One north-eastern company already meeting with considerable overseas success was Manipur-based Kouna Craft. Founded by N.G. Choushim, the company specialises in home utility baskets, picnic baskets, mattresses and cushions.

Chanu Creations, another Manipur-based business, meanwhile was showcasing its exotic collection of handloom-made fabrics. The company has manufacturing and dyeing units in Manipur and Delhi and primarily employs female workers.

According to the Export Promotion Council for Handicrafts (EPCH), the government body responsible for organising the zone, the Northeast Indian region remains a largely untapped area with enormous potential for growth.
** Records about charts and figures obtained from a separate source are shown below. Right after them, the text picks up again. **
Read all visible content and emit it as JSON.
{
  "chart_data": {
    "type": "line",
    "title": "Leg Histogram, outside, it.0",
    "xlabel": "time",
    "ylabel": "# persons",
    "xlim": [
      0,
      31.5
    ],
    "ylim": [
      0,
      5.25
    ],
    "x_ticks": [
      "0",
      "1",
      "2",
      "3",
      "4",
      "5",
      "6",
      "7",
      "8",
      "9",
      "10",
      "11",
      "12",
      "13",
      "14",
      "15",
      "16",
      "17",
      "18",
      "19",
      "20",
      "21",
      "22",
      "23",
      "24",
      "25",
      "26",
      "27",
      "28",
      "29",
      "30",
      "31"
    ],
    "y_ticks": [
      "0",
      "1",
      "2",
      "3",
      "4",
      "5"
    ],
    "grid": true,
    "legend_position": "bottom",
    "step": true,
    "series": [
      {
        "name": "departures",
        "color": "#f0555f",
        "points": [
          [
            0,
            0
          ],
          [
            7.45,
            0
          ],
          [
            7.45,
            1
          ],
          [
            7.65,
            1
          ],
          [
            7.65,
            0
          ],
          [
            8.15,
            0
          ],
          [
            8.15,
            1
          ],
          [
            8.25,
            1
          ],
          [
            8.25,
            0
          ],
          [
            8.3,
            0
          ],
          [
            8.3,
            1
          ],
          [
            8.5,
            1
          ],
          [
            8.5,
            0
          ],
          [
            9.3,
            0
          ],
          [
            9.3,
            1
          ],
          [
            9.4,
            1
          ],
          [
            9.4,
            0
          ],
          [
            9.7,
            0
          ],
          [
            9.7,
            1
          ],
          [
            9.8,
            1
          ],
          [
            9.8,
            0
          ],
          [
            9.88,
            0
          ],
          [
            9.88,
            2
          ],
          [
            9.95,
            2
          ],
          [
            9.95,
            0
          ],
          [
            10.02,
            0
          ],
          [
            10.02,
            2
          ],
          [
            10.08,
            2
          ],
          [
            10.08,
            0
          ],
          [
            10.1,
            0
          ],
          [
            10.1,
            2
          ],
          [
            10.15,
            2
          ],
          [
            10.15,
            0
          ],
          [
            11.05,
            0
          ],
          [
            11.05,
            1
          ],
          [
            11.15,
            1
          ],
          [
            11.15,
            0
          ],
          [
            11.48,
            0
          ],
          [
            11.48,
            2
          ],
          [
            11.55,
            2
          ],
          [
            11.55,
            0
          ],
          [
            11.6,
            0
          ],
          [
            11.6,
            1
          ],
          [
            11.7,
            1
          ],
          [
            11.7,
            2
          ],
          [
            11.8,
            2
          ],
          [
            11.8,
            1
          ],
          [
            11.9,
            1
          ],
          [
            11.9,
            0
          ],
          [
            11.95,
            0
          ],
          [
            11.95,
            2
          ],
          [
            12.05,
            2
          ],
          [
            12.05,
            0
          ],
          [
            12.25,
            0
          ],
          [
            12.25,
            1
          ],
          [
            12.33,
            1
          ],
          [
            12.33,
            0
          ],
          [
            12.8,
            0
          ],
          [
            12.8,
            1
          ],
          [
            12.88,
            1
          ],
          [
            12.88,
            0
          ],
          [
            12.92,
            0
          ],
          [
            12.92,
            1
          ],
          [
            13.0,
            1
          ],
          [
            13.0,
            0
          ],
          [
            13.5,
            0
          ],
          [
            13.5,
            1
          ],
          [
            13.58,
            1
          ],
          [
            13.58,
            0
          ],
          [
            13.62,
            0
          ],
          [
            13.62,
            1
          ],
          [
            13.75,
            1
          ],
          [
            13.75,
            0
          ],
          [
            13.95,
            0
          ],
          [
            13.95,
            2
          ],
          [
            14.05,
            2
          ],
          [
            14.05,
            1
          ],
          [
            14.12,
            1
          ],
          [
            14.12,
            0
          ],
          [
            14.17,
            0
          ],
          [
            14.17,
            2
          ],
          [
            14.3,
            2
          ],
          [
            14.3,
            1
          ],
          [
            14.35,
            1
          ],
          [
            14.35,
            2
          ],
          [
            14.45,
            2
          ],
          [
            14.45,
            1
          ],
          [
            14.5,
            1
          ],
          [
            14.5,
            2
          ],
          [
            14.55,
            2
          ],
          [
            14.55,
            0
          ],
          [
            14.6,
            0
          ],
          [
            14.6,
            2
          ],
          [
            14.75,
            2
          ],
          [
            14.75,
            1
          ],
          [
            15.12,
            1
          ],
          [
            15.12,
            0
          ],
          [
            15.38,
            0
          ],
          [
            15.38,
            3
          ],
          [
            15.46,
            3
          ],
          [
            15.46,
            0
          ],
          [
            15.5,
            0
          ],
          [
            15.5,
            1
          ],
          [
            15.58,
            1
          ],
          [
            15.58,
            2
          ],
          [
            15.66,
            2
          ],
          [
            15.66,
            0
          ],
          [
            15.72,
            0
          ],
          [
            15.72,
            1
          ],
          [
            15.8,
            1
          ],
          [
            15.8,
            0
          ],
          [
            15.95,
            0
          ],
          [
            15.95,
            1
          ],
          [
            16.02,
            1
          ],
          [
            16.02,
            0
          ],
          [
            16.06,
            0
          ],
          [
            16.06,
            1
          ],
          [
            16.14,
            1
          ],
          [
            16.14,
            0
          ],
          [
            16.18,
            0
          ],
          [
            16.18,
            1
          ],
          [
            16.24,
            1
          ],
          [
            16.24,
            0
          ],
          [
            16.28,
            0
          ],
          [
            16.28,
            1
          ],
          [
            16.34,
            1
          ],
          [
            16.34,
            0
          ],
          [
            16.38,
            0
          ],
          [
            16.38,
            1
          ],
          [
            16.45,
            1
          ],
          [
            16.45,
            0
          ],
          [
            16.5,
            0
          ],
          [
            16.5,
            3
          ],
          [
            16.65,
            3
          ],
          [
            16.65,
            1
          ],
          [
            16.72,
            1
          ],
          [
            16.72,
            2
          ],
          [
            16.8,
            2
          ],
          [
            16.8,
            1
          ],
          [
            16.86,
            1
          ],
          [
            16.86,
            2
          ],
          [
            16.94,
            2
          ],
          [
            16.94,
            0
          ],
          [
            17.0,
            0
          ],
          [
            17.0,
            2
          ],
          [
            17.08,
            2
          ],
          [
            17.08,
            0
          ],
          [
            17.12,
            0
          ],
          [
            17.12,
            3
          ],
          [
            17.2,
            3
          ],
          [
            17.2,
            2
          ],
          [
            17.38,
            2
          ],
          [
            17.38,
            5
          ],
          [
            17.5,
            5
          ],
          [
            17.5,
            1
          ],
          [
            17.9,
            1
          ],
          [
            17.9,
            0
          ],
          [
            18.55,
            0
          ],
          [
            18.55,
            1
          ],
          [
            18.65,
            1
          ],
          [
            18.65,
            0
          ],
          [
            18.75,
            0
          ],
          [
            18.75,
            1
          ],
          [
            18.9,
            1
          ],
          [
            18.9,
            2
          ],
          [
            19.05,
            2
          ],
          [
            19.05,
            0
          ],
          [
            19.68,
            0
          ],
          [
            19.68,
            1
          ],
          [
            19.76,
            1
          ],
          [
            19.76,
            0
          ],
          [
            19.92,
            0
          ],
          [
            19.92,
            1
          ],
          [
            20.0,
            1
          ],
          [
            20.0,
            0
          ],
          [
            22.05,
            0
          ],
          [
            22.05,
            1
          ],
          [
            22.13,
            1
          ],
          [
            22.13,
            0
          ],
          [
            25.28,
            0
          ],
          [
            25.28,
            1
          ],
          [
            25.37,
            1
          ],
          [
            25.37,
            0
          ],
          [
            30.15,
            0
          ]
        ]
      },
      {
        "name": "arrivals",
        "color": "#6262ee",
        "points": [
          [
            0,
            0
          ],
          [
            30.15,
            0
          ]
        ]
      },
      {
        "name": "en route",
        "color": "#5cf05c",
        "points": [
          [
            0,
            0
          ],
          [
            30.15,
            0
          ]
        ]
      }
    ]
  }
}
The EPCH now aims to boost the region's output by supporting local entrepreneurship and innovation through both skills-based training and investment.

Alongside the exhibition proper, a number of seminars and presentations were also on offer, including sessions dedicated to the handicraft sector, clean technology for the metal industries in Moradabad, social media, risk management in the export business and development export opportunities via digital media.

According to the organisers, a substantial number of buyers from across the world attended this year's event, including representatives from the USA, the UK, Australia, Italy, CIS, Hong Kong, Japan, the Nordic regions, African, Latin America and the Caribbean.

Photo: Sustainable homeware from Sylvn Studio.
Sustainable homeware from Sylvn Studio.
Photo: Sustainable homeware from Sylvn Studio.
Sustainable homeware from Sylvn Studio.

The India Handicrafts and Gifts Fair 2016 was held at New Delhi's India Expo Centre and Mart from 20-23 February, with some 2,750 exhibitors in attendance.